Ameritech Corp. will soon be offering high-speed data connections in Ann Arbor, Mich., but hasn’t yet decided when it will offer similar service in the Chicago region, Richard C. Notebaert, Ameritech’s chief executive, said Monday.
Notebaert said Ameritech has signed a deal with the University of Michigan to offer up to 20,000 students and faculty members living off-campus high-speed connections by the start of their next semester, using technology called asymmetric digital subscriber line service.
ADSL delivers Internet connections at speeds 50 or 100 times greater than standard modem hookups.
Ameritech originally had planned to begin offering ADSL connections in the Chicago area this summer, but has only rolled out the service to parts of Wheaton and Naperville, where the service was being tested.
Notebaert, who announced the Ann Arbor deal at a communications industry meeting at the O’Hare Hyatt Hotel, said that Ameritech is holding back on a Chicago ADSL rollout because of concerns about government regulations.
“We may not know until January when we’ll roll out ADSL in Chicago,” Notebaert said.
The Federal Communications Commission has indicated that if local phone companies like Ameritech offer ADSL, they must do so through a separate subsidiary. Although some phone companies have balked at that, Notebaert said he likes that arrangement and had already planned for Ameritech’s ADSL to be handled through a subsidiary.
The problem, he said, is that it isn’t clear whether Ameritech’s subsidiary will meet the FCC’s final regulations once they are adopted.

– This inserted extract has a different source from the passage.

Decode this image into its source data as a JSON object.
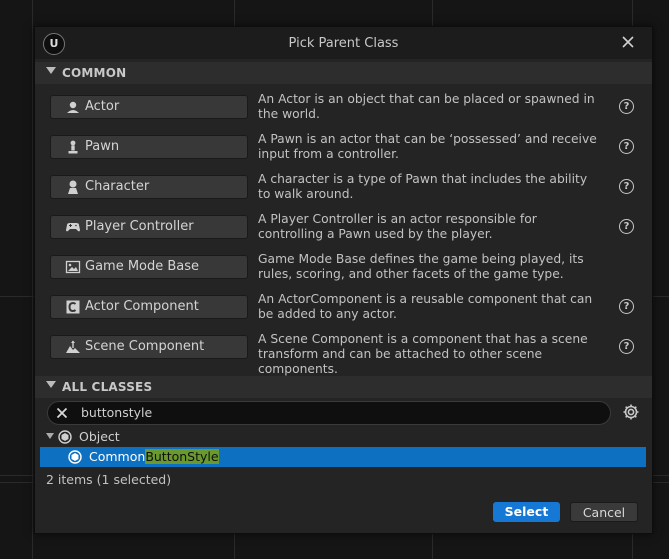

“The level of detail the FCC wants may not be clear until January,” Notebaert said. “We don’t know if they’ll be reasonable or if they’ll try to micromanage it.”
Ameritech also is unsure about the terms it will be required to give competitors that want to resell its ADSL service, Notebaert said. His firm has filed several objections with the FCC about its initial proposed resale requirements.
Speaking at the National Communications Forum of the International Engineering Consortium, Notebaert predicted that today’s voice-oriented telephone network is evolving quickly toward becoming a data connection network.
Converting voice to digital bits and transmitting them like data in separate packets can be done today, Notebaert said, but it often results in echoes or other degradation of quality. Soon these problems will be overcome, Notebaert told the conference, and voice can be transmitted just like data.
“Inevitably, we will evolve to the point when the public switched voice network becomes our public switched multimedia network,” Notebaert said.
“In essence, we’ll always be on-line,” Notebaert told the industry group. “And that capability will enable us to develop applications we can’t even imagine today.”